SINGAPORE: Brent crude oil prices eased away from 2019 highs on Tuesday on caution that economic growth may dent fuel demand this year, although supply cuts led by OPEC still meant markets were relatively tight.
International Brent crude oil futures were at $66.08 per barrel at 0220 GMT, down 42 cents, or 0.6 percent from their last close, but still not far off the 2019 high of $66.83 a barrel hit in the previous session.
US West Texas Intermediate (WTI) crude futures were at $55.71 per barrel.

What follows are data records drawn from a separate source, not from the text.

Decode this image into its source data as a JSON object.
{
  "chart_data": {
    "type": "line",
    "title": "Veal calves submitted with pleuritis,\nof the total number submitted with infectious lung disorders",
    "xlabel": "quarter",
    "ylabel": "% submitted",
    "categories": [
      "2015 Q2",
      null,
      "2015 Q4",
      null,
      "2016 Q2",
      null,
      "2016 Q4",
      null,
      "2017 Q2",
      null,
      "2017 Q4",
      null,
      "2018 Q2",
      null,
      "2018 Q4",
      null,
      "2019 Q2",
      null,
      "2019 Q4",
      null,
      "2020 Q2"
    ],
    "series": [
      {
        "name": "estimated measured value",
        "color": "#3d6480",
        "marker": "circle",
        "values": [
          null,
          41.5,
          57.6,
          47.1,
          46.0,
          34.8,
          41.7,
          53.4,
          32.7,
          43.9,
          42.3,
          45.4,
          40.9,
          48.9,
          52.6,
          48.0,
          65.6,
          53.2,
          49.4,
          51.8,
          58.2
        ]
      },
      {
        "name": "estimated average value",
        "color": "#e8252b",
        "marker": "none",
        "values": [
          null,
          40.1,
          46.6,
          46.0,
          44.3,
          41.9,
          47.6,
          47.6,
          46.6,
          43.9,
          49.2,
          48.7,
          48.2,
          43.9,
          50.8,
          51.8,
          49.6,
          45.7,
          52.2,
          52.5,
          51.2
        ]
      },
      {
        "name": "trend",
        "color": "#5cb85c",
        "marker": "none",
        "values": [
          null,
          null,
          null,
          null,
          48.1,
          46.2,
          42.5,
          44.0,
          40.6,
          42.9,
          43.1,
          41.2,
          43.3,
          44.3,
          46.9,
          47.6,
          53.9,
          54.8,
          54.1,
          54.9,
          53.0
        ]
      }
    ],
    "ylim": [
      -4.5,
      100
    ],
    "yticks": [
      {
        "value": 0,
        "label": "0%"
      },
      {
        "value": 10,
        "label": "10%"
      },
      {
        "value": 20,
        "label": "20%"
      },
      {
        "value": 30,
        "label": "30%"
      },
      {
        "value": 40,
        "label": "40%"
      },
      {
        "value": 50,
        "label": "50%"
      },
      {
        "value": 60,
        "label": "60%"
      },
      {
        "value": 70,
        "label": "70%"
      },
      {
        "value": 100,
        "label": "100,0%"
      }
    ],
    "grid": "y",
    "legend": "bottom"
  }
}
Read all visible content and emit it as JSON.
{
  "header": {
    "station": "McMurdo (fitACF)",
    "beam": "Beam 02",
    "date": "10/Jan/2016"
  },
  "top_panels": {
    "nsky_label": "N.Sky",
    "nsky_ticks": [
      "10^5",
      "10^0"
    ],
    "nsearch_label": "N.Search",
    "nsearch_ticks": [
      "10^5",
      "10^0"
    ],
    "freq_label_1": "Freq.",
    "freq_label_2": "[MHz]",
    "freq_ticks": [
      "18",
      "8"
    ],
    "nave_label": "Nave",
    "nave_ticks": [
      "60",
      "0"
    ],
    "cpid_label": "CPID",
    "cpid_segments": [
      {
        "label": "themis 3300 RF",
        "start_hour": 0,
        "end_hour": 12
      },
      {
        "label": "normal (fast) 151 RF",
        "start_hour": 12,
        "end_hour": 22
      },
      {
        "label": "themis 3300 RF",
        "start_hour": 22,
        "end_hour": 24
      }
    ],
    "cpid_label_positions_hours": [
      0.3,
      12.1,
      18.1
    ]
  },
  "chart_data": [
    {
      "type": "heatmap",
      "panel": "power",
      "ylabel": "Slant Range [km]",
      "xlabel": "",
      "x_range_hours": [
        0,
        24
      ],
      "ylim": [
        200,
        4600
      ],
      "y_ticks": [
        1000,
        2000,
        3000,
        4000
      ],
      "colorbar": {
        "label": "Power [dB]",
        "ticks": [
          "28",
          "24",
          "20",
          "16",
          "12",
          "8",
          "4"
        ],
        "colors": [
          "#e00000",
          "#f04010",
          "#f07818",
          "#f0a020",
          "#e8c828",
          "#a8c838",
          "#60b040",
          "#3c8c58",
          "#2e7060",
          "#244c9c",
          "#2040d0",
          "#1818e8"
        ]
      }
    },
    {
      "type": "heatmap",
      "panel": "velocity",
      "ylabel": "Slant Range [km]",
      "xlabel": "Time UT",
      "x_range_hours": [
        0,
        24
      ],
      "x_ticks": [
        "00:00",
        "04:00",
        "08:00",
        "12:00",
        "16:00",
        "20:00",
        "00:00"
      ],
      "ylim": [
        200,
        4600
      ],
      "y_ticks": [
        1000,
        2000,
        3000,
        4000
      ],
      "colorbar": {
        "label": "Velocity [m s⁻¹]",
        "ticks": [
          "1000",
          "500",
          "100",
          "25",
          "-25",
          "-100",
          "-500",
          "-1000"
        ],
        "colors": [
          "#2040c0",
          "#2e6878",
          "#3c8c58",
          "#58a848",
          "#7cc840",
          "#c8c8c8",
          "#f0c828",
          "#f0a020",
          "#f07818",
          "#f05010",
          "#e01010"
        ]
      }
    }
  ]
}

While that was up 12 cents from their last settlement, it was below the $56.33 2019 high from the previous day.
Traders said the slight downward correction was driven by concerns about the health of the global economy this year.
Bank of America Merrill Lynch said in a note that the Sino-American trade dispute was hurting economic growth globally.
“Addressing global trade tensions is key for improving the economic outlook,” it said in a note.
China’s vice premier and chief trade negotiator, Liu He, and US Trade Representative Robert Lighthizer lead a round of trade talks this week in Washington.
Considering the economic outlook and supply and demand balances, the bank said it expects Brent prices to average between $50 and $70 per barrel, “anchored around $60.”
Despite some caution around trade, global oil markets remain relatively tight because of supply cuts led by the Organization of the Petroleum Exporting Countries (OPEC), with top crude exporter Saudi Arabia cutting the most.
Saudi seaborne crude exports fell in the first half of February, with departures standing at 6.204 million barrels per day (bpd), a 1.341 million bpd decline on the previous month and 0.91 million bpd decline on the year, data intelligence firm Kpler said.
Further providing oil markets with support are US sanctions against petroleum exporters Iran and Venezuela.
Venezuela is a major crude supplier to US refineries while Iran is a key exporter to major demand centers in Asia, especially China and India.